AEGIS Europe: European Commission minimises job losses from China dumping and MES

2 February 2016 / Today, European Trade Ministers met to discuss Chinese dumping and China’s Market Economy Status (MES) in Brussels. The European Commission presented Ministers with a paper, which downplays potential European job losses to a level between 63,600 and 211,000 jobs if the EU were to grant China MES in 2016. 

According to AEGIS Europe, an alliance of about 30 European industries generating more than €500 billion in annual turnover and millions of jobs across the EU, evidence points to job losses being significantly higher from the EU granting MES to China. Economic research estimates that in reality between 1.7 to 3.5 million EU jobs are at risk.
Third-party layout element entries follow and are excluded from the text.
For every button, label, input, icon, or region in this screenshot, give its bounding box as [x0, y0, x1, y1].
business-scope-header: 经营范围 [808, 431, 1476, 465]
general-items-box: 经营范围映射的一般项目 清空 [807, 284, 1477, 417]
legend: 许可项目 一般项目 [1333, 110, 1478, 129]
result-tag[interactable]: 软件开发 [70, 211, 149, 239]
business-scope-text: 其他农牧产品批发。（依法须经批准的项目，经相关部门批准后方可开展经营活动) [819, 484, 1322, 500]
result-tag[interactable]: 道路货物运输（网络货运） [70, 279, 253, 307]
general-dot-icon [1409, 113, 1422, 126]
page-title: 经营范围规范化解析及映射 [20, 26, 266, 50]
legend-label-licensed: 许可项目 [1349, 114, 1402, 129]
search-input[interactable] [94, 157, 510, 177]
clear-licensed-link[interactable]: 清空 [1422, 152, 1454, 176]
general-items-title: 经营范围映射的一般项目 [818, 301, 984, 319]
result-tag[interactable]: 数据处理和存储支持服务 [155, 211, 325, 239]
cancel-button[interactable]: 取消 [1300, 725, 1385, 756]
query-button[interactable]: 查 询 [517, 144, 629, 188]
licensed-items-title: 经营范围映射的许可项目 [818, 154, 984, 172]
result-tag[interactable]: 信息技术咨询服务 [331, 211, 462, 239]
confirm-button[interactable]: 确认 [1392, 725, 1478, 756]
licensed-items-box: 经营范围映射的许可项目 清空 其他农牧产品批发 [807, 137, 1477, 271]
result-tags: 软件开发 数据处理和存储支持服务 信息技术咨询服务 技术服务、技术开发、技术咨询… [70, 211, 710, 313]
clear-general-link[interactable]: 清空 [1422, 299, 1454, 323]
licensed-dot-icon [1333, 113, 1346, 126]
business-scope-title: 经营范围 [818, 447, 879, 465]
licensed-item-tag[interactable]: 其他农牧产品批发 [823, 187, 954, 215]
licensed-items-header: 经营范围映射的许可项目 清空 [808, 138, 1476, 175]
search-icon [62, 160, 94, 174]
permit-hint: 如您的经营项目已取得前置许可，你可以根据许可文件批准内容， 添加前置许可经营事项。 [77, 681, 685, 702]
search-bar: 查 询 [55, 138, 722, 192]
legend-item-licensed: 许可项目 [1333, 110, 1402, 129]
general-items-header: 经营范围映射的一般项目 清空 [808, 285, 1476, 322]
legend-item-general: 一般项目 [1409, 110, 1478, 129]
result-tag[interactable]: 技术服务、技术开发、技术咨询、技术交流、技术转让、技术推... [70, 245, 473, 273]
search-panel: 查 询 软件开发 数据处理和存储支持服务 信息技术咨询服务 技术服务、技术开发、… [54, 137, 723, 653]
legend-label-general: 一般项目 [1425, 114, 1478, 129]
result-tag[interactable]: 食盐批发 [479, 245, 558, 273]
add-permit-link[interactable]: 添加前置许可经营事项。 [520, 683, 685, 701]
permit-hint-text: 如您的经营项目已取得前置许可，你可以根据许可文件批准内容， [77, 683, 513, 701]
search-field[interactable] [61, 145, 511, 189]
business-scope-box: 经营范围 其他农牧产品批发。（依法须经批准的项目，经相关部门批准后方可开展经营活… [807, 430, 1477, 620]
This figure exceeds the Commission’s calculations at least tenfold.

AEGIS spokesperson, Milan Nitzschke said: "You would think the European Commission’s admission that there are already hundreds of thousands of jobs at risk would be sufficient not to grant MES to China", adding: “To downplay the real numbers, the European Commission has looked essentially only at those specific products where there are already anti-dumping measures in force today. If new anti-dumping procedures already underway and reviews of existing measures (also underway) were included, the real figures would show an additional 100,000 jobs at risk, bringing the total to at least 311,000. Moreover, China’s latest five year plan demonstrates its intention to take over global markets in new industries and export millions of job losses to Europe.  The examples of solar panels and glass fibres show how quickly China builds up overcapacities and dumps new, advanced products onto the EU market.”
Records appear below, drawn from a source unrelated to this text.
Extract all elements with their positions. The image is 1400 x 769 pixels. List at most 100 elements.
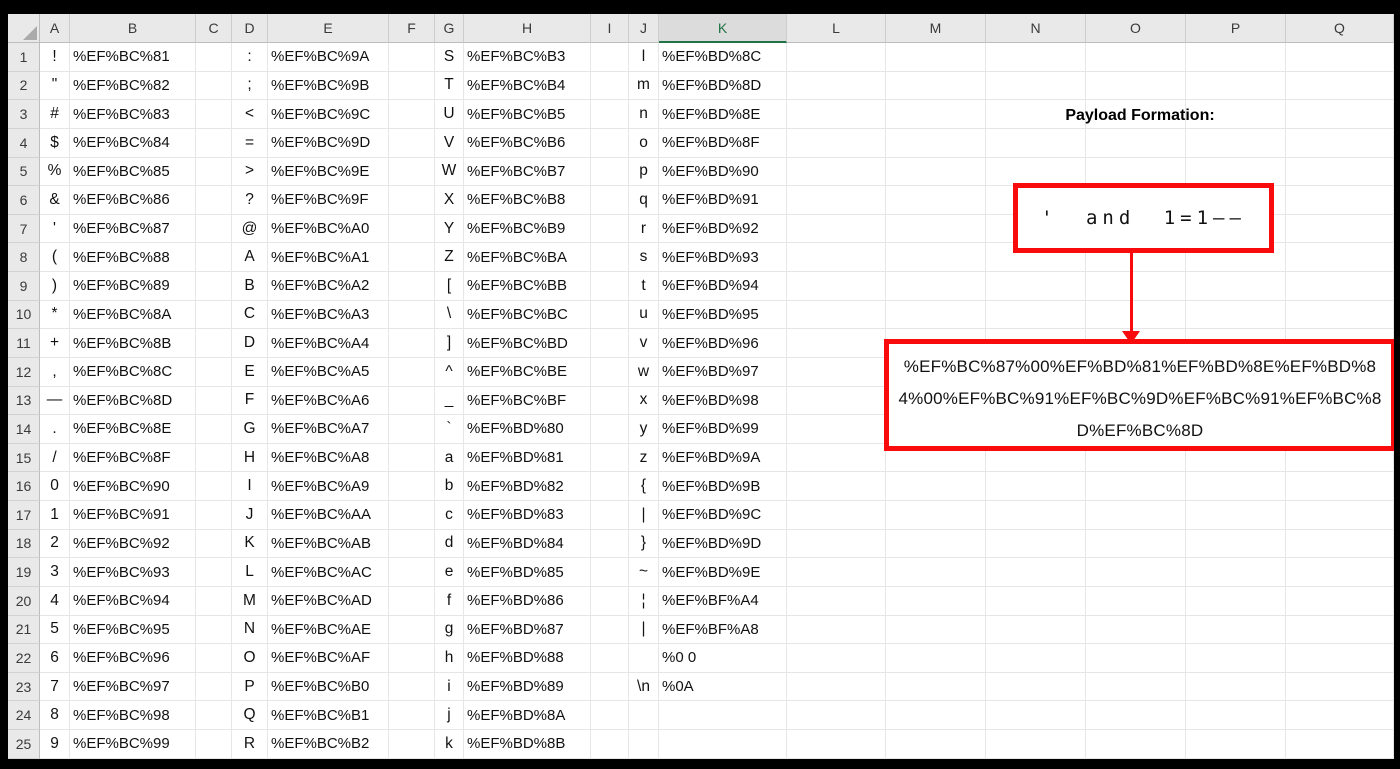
cell-G1[interactable]: S (435, 43, 464, 72)
row-header-2[interactable]: 2 (8, 71, 40, 101)
cell-N23[interactable] (986, 672, 1086, 702)
cell-Q18[interactable] (1286, 529, 1394, 559)
cell-O6[interactable] (1086, 186, 1186, 215)
cell-H12[interactable]: %EF%BC%BE (464, 357, 591, 387)
cell-N5[interactable] (986, 157, 1086, 187)
cell-D13[interactable]: F (232, 386, 268, 416)
cell-Q9[interactable] (1286, 272, 1394, 301)
cell-H16[interactable]: %EF%BD%82 (464, 472, 591, 501)
cell-L23[interactable] (787, 672, 886, 702)
cell-H2[interactable]: %EF%BC%B4 (464, 71, 591, 101)
cell-E16[interactable]: %EF%BC%A9 (268, 472, 389, 501)
cell-M4[interactable] (886, 128, 986, 158)
column-header-A[interactable]: A (40, 14, 70, 43)
cell-A2[interactable]: " (40, 71, 70, 101)
cell-F7[interactable] (389, 214, 435, 244)
cell-Q19[interactable] (1286, 558, 1394, 587)
cell-C19[interactable] (196, 558, 232, 587)
cell-L6[interactable] (787, 186, 886, 215)
cell-C13[interactable] (196, 386, 232, 416)
row-header-15[interactable]: 15 (8, 443, 40, 473)
cell-D11[interactable]: D (232, 329, 268, 358)
cell-O23[interactable] (1086, 672, 1186, 702)
cell-H4[interactable]: %EF%BC%B6 (464, 128, 591, 158)
cell-D23[interactable]: P (232, 672, 268, 702)
cell-D22[interactable]: O (232, 644, 268, 673)
cell-O9[interactable] (1086, 272, 1186, 301)
cell-E17[interactable]: %EF%BC%AA (268, 501, 389, 530)
cell-M22[interactable] (886, 644, 986, 673)
cell-G12[interactable]: ^ (435, 357, 464, 387)
column-header-H[interactable]: H (464, 14, 591, 43)
row-header-10[interactable]: 10 (8, 300, 40, 330)
cell-C10[interactable] (196, 300, 232, 330)
cell-C22[interactable] (196, 644, 232, 673)
cell-B14[interactable]: %EF%BC%8E (70, 415, 196, 444)
cell-P24[interactable] (1186, 701, 1286, 730)
cell-C14[interactable] (196, 415, 232, 444)
cell-H17[interactable]: %EF%BD%83 (464, 501, 591, 530)
cell-C23[interactable] (196, 672, 232, 702)
cell-M13[interactable] (886, 386, 986, 416)
row-header-24[interactable]: 24 (8, 701, 40, 730)
cell-H24[interactable]: %EF%BD%8A (464, 701, 591, 730)
cell-B22[interactable]: %EF%BC%96 (70, 644, 196, 673)
cell-O8[interactable] (1086, 243, 1186, 272)
row-header-13[interactable]: 13 (8, 386, 40, 416)
cell-G14[interactable]: ` (435, 415, 464, 444)
cell-G15[interactable]: a (435, 443, 464, 473)
cell-P14[interactable] (1186, 415, 1286, 444)
cell-Q23[interactable] (1286, 672, 1394, 702)
cell-N2[interactable] (986, 71, 1086, 101)
cell-E6[interactable]: %EF%BC%9F (268, 186, 389, 215)
cell-C18[interactable] (196, 529, 232, 559)
cell-P15[interactable] (1186, 443, 1286, 473)
cell-A19[interactable]: 3 (40, 558, 70, 587)
cell-F5[interactable] (389, 157, 435, 187)
cell-G10[interactable]: \ (435, 300, 464, 330)
cell-D5[interactable]: > (232, 157, 268, 187)
cell-Q12[interactable] (1286, 357, 1394, 387)
cell-D1[interactable]: : (232, 43, 268, 72)
cell-O5[interactable] (1086, 157, 1186, 187)
cell-O10[interactable] (1086, 300, 1186, 330)
cell-L2[interactable] (787, 71, 886, 101)
cell-E13[interactable]: %EF%BC%A6 (268, 386, 389, 416)
cell-A9[interactable]: ) (40, 272, 70, 301)
cell-L4[interactable] (787, 128, 886, 158)
cell-L13[interactable] (787, 386, 886, 416)
cell-O12[interactable] (1086, 357, 1186, 387)
cell-P13[interactable] (1186, 386, 1286, 416)
cell-F24[interactable] (389, 701, 435, 730)
cell-C17[interactable] (196, 501, 232, 530)
cell-M7[interactable] (886, 214, 986, 244)
cell-I22[interactable] (591, 644, 629, 673)
cell-Q6[interactable] (1286, 186, 1394, 215)
cell-E5[interactable]: %EF%BC%9E (268, 157, 389, 187)
cell-N17[interactable] (986, 501, 1086, 530)
cell-O7[interactable] (1086, 214, 1186, 244)
row-header-6[interactable]: 6 (8, 186, 40, 215)
cell-J13[interactable]: x (629, 386, 659, 416)
cell-K7[interactable]: %EF%BD%92 (659, 214, 787, 244)
column-header-L[interactable]: L (787, 14, 886, 43)
row-header-1[interactable]: 1 (8, 43, 40, 72)
cell-O17[interactable] (1086, 501, 1186, 530)
cell-B10[interactable]: %EF%BC%8A (70, 300, 196, 330)
cell-G2[interactable]: T (435, 71, 464, 101)
cell-F14[interactable] (389, 415, 435, 444)
cell-O1[interactable] (1086, 43, 1186, 72)
cell-H20[interactable]: %EF%BD%86 (464, 586, 591, 616)
cell-F8[interactable] (389, 243, 435, 272)
cell-J6[interactable]: q (629, 186, 659, 215)
cell-F1[interactable] (389, 43, 435, 72)
cell-A23[interactable]: 7 (40, 672, 70, 702)
row-header-11[interactable]: 11 (8, 329, 40, 358)
cell-D24[interactable]: Q (232, 701, 268, 730)
cell-N24[interactable] (986, 701, 1086, 730)
cell-E10[interactable]: %EF%BC%A3 (268, 300, 389, 330)
cell-J2[interactable]: m (629, 71, 659, 101)
cell-P12[interactable] (1186, 357, 1286, 387)
cell-J3[interactable]: n (629, 100, 659, 129)
cell-N8[interactable] (986, 243, 1086, 272)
According to AEGIS Europe and leading economists dumping destroys competition, jobs and innovation and therefore the cornerstones of Europe's economic future.

Nitzschke concluded: “Granting China MES is an unlimited license to dump, destroying millions of jobs in sectors like steel, automotive, energy technology, tools and chemicals. In 2016, the EU discussion is focused on China’s destructive dumping of steel, solar, ceramic and glass fibre, among others. If the EU surrenders MES to China, we would quickly face unfair trade in the automotive, other mechanical engineering, advanced materials, telecommunications, and many other strategic European industries. EU trade ministers and the European Commission must not jeopardise Europe's key manufacturing industries, which are essential for investments, growth and employment in the EU."